La reconversion des salariés comme issue possible à la souffrance est également réduite, les employés veulent préserver leur famille et ils sont souvent dissuadés de partir, à 40 ans dans certains domaines, plus personne ne veut vous embaucher, et « au lieu de risquer le chômage, les salariés préfèrent supporter les injustices, ce qui conduit au pire ». La régression du droit c’est cela l’évolution de notre société l’exaltation de la performance au détriment de l’humain.
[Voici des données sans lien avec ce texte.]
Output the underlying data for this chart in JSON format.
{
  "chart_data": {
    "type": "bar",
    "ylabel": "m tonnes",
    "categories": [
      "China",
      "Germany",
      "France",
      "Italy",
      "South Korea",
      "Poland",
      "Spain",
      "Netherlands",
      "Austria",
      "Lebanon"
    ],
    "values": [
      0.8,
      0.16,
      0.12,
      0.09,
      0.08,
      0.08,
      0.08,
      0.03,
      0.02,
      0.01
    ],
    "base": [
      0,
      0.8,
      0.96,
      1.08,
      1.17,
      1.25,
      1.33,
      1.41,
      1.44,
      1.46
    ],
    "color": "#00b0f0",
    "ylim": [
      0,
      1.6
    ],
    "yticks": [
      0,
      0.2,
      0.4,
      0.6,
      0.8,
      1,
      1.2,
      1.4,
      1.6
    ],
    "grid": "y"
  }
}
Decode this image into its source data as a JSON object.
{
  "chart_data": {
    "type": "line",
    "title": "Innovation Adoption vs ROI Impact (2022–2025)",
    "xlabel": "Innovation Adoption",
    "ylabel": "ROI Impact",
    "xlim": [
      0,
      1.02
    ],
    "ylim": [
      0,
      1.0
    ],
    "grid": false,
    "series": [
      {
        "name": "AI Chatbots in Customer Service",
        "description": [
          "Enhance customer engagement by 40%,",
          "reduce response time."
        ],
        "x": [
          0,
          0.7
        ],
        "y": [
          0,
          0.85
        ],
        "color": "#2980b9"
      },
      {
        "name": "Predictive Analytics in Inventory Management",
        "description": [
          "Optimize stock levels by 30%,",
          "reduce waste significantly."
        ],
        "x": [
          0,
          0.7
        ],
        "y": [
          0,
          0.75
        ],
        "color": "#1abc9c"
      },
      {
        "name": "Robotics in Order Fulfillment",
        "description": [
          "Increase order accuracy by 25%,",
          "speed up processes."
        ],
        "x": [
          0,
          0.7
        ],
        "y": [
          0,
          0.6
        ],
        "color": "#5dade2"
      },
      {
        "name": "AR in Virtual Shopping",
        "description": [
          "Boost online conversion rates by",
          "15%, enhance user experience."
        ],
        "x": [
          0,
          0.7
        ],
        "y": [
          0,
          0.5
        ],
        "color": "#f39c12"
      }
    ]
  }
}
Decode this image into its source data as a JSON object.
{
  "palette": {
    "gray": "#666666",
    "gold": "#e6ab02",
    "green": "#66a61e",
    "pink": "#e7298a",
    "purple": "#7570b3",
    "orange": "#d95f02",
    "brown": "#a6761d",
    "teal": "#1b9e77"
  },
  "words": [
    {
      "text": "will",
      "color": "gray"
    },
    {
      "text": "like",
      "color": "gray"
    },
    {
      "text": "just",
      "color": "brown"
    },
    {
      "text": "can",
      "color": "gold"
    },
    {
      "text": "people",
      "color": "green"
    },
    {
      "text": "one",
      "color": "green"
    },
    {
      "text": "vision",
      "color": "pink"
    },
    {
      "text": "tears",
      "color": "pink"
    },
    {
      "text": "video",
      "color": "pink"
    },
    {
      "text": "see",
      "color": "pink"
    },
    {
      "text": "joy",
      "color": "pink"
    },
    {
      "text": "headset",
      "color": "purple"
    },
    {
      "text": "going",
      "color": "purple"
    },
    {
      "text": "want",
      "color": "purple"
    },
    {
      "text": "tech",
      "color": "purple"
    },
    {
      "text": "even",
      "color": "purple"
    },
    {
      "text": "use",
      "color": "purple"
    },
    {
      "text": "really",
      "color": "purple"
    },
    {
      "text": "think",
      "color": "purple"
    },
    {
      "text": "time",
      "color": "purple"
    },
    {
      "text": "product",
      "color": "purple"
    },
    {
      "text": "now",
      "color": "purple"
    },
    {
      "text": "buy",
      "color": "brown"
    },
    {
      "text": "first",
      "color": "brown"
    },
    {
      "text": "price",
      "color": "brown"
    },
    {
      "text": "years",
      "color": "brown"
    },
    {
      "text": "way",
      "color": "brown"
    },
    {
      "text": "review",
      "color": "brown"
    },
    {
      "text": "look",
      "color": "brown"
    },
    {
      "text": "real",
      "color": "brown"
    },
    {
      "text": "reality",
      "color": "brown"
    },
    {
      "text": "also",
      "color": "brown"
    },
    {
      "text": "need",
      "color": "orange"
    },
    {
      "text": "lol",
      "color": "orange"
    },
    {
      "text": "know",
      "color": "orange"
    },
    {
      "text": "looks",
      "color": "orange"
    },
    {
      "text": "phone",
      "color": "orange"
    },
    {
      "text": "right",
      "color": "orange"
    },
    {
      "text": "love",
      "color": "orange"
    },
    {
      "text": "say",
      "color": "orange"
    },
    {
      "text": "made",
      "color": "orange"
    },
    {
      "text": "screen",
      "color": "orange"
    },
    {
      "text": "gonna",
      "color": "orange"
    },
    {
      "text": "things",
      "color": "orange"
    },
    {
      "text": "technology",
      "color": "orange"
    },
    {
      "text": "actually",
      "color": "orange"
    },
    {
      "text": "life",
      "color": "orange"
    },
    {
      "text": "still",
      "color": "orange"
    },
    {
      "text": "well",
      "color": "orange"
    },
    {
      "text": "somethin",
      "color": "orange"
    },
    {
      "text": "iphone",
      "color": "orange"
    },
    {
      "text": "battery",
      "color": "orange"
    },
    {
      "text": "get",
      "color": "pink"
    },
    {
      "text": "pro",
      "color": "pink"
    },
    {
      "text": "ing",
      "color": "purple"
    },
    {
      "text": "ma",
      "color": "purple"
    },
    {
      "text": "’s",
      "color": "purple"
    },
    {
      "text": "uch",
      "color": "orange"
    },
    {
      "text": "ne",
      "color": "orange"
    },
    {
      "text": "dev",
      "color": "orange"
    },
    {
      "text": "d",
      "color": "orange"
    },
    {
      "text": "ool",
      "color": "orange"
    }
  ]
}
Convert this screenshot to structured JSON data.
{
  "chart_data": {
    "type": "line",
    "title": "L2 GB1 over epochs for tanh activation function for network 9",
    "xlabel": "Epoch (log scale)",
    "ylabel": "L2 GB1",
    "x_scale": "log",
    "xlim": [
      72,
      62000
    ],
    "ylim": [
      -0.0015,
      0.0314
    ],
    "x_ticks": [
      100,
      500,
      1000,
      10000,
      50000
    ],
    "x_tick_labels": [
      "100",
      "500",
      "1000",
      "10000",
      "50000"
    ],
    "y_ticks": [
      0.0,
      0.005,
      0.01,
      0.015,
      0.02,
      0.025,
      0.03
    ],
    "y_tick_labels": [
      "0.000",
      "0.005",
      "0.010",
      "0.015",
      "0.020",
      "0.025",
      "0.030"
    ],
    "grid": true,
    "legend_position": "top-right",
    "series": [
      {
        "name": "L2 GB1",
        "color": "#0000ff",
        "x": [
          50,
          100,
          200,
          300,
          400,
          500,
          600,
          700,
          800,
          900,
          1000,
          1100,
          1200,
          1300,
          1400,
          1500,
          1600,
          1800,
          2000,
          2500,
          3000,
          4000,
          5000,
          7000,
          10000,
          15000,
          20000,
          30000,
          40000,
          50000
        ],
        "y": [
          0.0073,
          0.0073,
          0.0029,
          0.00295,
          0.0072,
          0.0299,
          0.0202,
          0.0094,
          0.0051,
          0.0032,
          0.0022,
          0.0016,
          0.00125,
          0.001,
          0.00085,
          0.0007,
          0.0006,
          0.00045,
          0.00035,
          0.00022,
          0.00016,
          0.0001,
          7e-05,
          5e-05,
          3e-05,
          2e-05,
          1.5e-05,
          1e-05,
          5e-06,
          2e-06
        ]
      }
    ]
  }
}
Les prétendus concepts d’ambition, de motivation et de réalisation de soi semblent aussitôt biaisées. Il faudrait à la place développer une intelligence collective, la coopération seule peut permettre de recréer un vivre ensemble sain, comme le montrent les expériences relatées dans son dernier livre: « Le choix : Souffrir au travail n’est pas une fatalité », paru chez Bayard en 2015, c’est-à-dire cultiver la prévenance, de beaux mots qui n’attendent qu’une chose : être compris, car vivre ce n’est pas seulement produire, mais cultiver des liens. La santé mentale dépend du respect, il y a des rôles structurants, un sens positif de la contrainte, nous donnant des capacités pour nous construire, cela à plus forte raison dans le cadre d’un travail objectivement difficile, où la douleur éthique est quasiment inévitable. Sans respect aucun accomplissement réel n’est pensable.